L’eurosceptique ministre du Brexit Dominic Raab, la secrétaire d’Etat du Brexit Suella Braverman, le secrétaire d’Etat à l’Irlande du Nord Shailesh Vara, ainsi que la ministre du Travail Esther McVey, ont démissionné jeudi avec fracas, inquiets notamment du sort particulier réservé à la province britannique d’Irlande du Nord après le Brexit.

L’appui de 48 députés, soit 15% du groupe conservateur aux Communes, est nécessaire pour organiser un tel vote.

Intérêt national

Le compromis prévoit un filet de sécurité (backstop en anglais), solution de dernier recours prévoyant le maintien de l’ensemble du Royaume-Uni dans une union douanière avec l’UE ainsi qu’un alignement réglementaire plus poussé pour l’Irlande du Nord, si aucun accord sur la future relation entre Bruxelles et Londres n’était conclu à l’issue d’une période de transition de 21 mois prévue après le Brexit, le 29 mars 2019, et prolongeable une fois.

Le régime réglementaire proposé pour l’Irlande du Nord présente une menace très réelle pour l’intégrité du Royaume-Uni, a dénoncé Dominic Raab dans sa lettre de démission.

Mais Mme May a fait valoir qu’aucun accord avec Bruxelles ne serait possible sans cette assurance. L’UE ne négociera aucun partenariat futur sans elle, a-elle garanti aux députés.

L’ex-chef du parti europhobe Ukip, Nigel Farage, grand artisan du Brexit, a salué la défection de M. Raab.
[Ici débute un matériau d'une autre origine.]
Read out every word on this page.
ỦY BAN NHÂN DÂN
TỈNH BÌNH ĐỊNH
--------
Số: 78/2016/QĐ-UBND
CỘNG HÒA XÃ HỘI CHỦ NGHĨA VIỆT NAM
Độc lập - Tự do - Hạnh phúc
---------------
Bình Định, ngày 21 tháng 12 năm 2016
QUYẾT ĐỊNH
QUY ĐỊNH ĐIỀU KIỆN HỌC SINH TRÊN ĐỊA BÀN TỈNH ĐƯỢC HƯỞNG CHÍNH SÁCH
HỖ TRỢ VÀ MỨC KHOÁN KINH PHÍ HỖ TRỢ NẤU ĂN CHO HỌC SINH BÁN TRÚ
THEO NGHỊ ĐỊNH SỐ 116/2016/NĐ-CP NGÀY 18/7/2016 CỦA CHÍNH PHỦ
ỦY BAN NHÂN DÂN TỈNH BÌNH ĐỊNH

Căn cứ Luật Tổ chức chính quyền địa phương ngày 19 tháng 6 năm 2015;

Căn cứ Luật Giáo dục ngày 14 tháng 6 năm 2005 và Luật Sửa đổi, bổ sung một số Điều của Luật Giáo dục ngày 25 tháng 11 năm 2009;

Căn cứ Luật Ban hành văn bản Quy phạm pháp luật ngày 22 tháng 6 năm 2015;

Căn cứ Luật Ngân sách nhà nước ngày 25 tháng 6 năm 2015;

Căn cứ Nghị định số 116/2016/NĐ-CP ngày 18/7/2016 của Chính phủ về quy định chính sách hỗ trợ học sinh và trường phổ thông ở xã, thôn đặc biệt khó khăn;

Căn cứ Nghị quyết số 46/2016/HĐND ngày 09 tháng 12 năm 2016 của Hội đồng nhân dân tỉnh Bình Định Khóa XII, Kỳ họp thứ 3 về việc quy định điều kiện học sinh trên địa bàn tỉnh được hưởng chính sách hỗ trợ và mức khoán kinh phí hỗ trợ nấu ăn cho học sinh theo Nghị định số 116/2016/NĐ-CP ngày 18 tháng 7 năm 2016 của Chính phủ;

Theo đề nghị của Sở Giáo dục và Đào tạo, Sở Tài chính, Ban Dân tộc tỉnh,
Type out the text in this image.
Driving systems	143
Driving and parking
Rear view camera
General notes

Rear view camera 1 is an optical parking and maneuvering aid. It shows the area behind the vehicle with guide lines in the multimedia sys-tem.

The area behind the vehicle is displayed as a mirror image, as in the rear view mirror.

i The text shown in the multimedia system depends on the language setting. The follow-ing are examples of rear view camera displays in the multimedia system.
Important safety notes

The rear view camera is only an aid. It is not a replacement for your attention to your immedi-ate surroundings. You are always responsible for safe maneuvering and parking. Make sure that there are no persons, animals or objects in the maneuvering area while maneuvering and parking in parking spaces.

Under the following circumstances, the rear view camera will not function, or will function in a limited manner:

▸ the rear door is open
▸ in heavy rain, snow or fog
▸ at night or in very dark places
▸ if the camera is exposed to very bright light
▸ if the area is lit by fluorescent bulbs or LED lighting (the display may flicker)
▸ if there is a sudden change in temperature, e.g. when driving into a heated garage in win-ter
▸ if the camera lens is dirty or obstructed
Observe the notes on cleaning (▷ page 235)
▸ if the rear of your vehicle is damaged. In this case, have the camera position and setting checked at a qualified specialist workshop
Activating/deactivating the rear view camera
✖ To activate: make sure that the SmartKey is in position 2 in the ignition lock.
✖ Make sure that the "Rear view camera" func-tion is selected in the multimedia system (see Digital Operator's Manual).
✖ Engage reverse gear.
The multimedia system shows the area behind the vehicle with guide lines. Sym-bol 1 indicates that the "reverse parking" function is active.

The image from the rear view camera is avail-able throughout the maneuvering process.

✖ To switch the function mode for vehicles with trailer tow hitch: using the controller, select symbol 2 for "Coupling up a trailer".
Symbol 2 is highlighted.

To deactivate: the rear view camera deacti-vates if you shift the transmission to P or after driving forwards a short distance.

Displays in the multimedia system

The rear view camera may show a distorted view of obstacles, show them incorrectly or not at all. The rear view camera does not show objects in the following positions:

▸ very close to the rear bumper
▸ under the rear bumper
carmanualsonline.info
Bravo Dominic Raab, encore quelques autres (démissions) et nous serons débarrassés de cette hypocrite Première ministre, a-t-il tweeté.

La tâche s’annonce donc plus qu’ardue pour Theresa May, qui doit convaincre les parlementaires de voter le projet d’accord en décembre, une fois qu’il sera entériné lors d’un sommet européen le 25 novembre à Bruxelles.

Son allié, le petit parti unioniste nord-irlandais DUP, dont l’appoint est indispensable pour avoir une majorité absolue, a ouvertement exprimé son opposition au texte.

Quant au Parti travailliste, il a laissé entendre qu’il ne voterait pas le texte. Le parlement n’acceptera pas un faux choix entre ce mauvais accord et l’absence d’accord, a dit son dirigeant Jeremy Corbyn au parlement.

Le Brexiter conservateur Mark Francois a calculé qu’il était mathématiquement impossible de faire adopter le texte. Un autre Tory, Andrew Bridgen, a appelé Theresa May à démissionner dans l’intérêt national.

La cacophonie régnant au Royaume-Uni, qui a fait chuter la livre sterling, contrastait avec la satisfaction affichée du côté de Bruxelles, le Parlement européen estimant que l’accord était le meilleur possible pour l’UE.

La chancelière allemande Angela Merkel s’est dite très contente qu’un accord ait été trouvé. Le Premier ministre français Édouard Philippe a jugé que le projet était un grand pas mais relevé que des inquiétudes demeuraient sur son adoption finale, notamment en raison de l’actualité politique britannique.

Le président du Conseil européen Donald Tusk a lui dit qu’il ferait tout ce qui est en (son) pouvoir pour que cet adieu soit le moins douloureux possible.